The furnace and air conditioner manufacturer will receive $5 million in tax credits over the next decade in exchange for keeping hundreds of jobs at its Indianapolis plant, the Indianapolis Star reported. It will also get $1 million in training grants and up to $1 million in additional tax credits based on its planned $16 million investment in the factory.

The deal differs from most other economic development agreements in Indiana, where incentives are usually aimed at bringing in jobs, not retaining them. Trump has criticized the use of such incentives in the past.

The deal was an early victory for the incoming administration and was mostly welcomed by the plant's 1,400 employees, who were told in February that their jobs would be dropped as the work moved to Mexico. But the deal will only save about 800 jobs that were initially slated to be outsourced. That means an estimated 400 to 500 workers at the plant, as well as 700 employees at another plant owned by related company in Huntington, Indiana, will still lose their jobs.

Some economic development experts said the agreement is troubling.

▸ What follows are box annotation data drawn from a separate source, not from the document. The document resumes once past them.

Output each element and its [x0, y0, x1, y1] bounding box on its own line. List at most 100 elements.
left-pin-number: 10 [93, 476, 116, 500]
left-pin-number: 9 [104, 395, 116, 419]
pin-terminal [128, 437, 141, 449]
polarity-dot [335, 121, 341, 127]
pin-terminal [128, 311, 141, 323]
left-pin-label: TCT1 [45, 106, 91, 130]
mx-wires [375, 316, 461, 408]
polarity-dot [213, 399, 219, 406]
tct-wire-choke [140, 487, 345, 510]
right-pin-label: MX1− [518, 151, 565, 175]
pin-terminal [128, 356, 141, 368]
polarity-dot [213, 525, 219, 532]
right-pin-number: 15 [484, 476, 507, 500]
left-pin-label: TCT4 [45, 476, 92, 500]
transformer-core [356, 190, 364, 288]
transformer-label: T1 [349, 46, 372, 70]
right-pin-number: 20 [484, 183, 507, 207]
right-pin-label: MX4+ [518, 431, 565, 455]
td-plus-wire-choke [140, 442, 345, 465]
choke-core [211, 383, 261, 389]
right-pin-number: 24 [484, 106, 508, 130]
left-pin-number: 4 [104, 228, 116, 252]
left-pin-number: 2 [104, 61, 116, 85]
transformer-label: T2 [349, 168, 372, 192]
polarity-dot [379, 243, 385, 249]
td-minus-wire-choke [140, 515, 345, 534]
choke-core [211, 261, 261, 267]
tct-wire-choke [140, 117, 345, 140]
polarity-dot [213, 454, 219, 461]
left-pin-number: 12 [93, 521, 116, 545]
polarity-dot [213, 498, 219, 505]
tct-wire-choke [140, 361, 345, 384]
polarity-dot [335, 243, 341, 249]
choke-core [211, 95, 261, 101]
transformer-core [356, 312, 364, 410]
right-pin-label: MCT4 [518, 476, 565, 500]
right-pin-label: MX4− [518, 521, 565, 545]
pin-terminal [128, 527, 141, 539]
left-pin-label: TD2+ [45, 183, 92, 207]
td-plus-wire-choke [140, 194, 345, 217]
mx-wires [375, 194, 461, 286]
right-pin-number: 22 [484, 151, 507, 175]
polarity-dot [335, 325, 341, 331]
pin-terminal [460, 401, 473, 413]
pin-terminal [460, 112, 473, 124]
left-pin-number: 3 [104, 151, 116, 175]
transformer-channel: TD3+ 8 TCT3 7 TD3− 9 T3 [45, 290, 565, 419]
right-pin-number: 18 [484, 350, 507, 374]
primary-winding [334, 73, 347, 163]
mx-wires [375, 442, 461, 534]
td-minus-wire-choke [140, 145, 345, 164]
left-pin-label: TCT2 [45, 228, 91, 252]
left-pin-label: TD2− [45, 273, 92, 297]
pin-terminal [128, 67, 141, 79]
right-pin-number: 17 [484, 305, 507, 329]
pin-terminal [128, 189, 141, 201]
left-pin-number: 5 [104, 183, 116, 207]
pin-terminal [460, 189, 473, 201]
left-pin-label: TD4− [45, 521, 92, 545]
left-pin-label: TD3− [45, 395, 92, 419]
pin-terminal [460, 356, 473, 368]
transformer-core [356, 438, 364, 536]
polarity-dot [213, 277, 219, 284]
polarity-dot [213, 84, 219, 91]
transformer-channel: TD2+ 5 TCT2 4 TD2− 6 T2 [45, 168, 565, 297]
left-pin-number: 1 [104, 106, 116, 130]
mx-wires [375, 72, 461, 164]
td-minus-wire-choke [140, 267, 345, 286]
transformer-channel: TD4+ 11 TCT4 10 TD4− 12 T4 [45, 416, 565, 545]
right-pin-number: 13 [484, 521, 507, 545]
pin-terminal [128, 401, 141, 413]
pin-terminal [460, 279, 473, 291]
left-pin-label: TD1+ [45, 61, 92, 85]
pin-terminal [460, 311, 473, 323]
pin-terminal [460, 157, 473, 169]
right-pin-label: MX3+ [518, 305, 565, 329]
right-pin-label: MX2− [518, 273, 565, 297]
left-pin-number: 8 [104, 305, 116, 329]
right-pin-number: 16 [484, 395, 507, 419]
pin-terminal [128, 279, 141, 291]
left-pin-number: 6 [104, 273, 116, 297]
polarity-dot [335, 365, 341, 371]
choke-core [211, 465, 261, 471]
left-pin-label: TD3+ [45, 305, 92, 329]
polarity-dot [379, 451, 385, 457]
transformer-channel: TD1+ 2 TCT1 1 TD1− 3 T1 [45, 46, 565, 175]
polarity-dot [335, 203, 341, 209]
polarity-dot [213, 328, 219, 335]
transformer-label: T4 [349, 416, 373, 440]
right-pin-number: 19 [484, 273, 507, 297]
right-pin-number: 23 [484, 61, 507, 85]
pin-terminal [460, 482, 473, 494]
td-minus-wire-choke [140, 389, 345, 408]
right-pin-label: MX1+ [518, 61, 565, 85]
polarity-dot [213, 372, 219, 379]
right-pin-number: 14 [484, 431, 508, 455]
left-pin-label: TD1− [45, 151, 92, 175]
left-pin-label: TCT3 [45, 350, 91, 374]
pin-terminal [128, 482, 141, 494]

"It's a potentially dangerous policy where you reward a company that threatens to leave. ... In this case, you're rewarding a company that is actually cutting a lot of jobs in the state," said Steve Weitzner of site selection firm Silverlode Consulting.

Mitch Roob, who led the state's economic development agency under former Gov. Mitch Daniels, said economic development needs to be handled on a case-by-case basis. He said awarding incentives for retention wasn't common.

"But there were certain circumstances when that became the best option for us, and we went ahead and did it," Roob said.

The board of Indiana's economic development agency must still approve the deal. As governor of Indiana, Pence is chairman of the board and appoints its members.